Several days before the series, Didier went into the Dodgers' clubhouse and specifically told left-handed batters Mike Scioscia, Davis and Gibson the story behind Eckersley's special slider.

"With my Louisiana accent, I said, 'Padunhas, remember this. When the count is 3-2, only to a left-handed batter, he'll throw the backdoor slider.'

"I probably saw Oakland play 20 times and I picked up something Eckersley had,'' Didier said. "When he throws that pitch, it starts out way outside and it usually ends up just on the outside corner. That year, Eckersley was wonderful. His control was unbelievable. He could knock a gnat's eye off.

"When Gibson got to 3-2, Oakland didn't walk him, even after Davis had stolen second to put first base open. Gibson had been taking feeble swings during the at-bat and Oakland figured there was no way he could put the ball in play. But he called time and started smiling. It meant he was relaxed. I remember the moment the ball came out of Eckerlsey's hand. Gibson got in a groove.''

For his part, Eckersley told me about the aftermath, "It was something awesome, man, walking across that field. They were going apeshit and they weren't clapping for me. Yeah, it's the total, ultimate walk-off. It's quite an experience to go through.

"He said he was looking for one that he got the tip from a scout. I don't know how they found out I just did it on 3-2. The way he swung at it, he looked like shit but he's so strong.''

The legacy of the great storyteller Mel Didier is that yarn about the backdoor slider but his work with the Expos or Blue Jays can't be forgotten either. I talked with Didier a few times over the years and the last time we chatted, it was this past April.
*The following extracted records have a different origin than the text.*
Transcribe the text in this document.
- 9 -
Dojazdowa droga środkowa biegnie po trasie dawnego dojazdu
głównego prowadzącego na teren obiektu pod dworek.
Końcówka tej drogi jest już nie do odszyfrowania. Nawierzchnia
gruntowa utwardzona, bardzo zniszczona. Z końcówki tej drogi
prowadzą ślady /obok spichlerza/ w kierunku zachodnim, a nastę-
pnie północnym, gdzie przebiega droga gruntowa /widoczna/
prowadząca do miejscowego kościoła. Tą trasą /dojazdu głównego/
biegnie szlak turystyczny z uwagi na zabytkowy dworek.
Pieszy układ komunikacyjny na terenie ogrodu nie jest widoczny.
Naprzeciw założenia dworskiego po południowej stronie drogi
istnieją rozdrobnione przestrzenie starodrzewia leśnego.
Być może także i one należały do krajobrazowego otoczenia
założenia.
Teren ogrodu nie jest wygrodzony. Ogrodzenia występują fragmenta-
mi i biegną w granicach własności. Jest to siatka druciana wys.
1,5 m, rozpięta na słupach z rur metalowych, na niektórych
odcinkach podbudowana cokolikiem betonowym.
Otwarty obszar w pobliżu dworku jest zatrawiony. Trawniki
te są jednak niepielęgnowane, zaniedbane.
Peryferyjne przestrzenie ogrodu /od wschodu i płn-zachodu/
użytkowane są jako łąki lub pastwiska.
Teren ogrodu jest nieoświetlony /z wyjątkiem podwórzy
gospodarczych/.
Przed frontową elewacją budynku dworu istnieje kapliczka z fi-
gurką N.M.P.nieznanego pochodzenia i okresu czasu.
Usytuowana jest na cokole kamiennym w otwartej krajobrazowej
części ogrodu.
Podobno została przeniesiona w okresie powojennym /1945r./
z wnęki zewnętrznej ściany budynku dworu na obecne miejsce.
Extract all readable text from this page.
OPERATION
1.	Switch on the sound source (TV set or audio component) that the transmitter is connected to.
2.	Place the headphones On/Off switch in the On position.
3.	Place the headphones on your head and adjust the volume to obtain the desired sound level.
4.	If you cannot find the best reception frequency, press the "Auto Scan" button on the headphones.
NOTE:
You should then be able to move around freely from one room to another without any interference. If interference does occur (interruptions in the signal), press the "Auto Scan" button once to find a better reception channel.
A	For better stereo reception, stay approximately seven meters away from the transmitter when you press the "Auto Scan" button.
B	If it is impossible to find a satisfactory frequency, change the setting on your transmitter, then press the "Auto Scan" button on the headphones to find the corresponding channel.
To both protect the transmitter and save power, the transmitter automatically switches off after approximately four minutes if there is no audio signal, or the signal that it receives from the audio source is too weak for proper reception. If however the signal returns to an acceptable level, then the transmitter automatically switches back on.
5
He may have been very ill then but he never let on.

When I asked him about his secret to a long life, he said, "My wife has taken good care of me.''

In a statement released by the Blue Jays' former team president Paul Beeston said this about Didier:

“Mel had a tremendous career in sports whether coaching football, his personal friendship with the legendary Bear Bryant or his unbelievably successful career in baseball. For over 60 years in professional baseball, the last seven of which with the Toronto Blue Jays, Mel was a dear friend to everyone in baseball.  Few men in our great game have had universal admiration throughout baseball as Mel Didier did. On behalf of the Toronto Blue Jays, I would like to extend my sincere condolences and sympathies to his wife Elena and the entire Didier family.”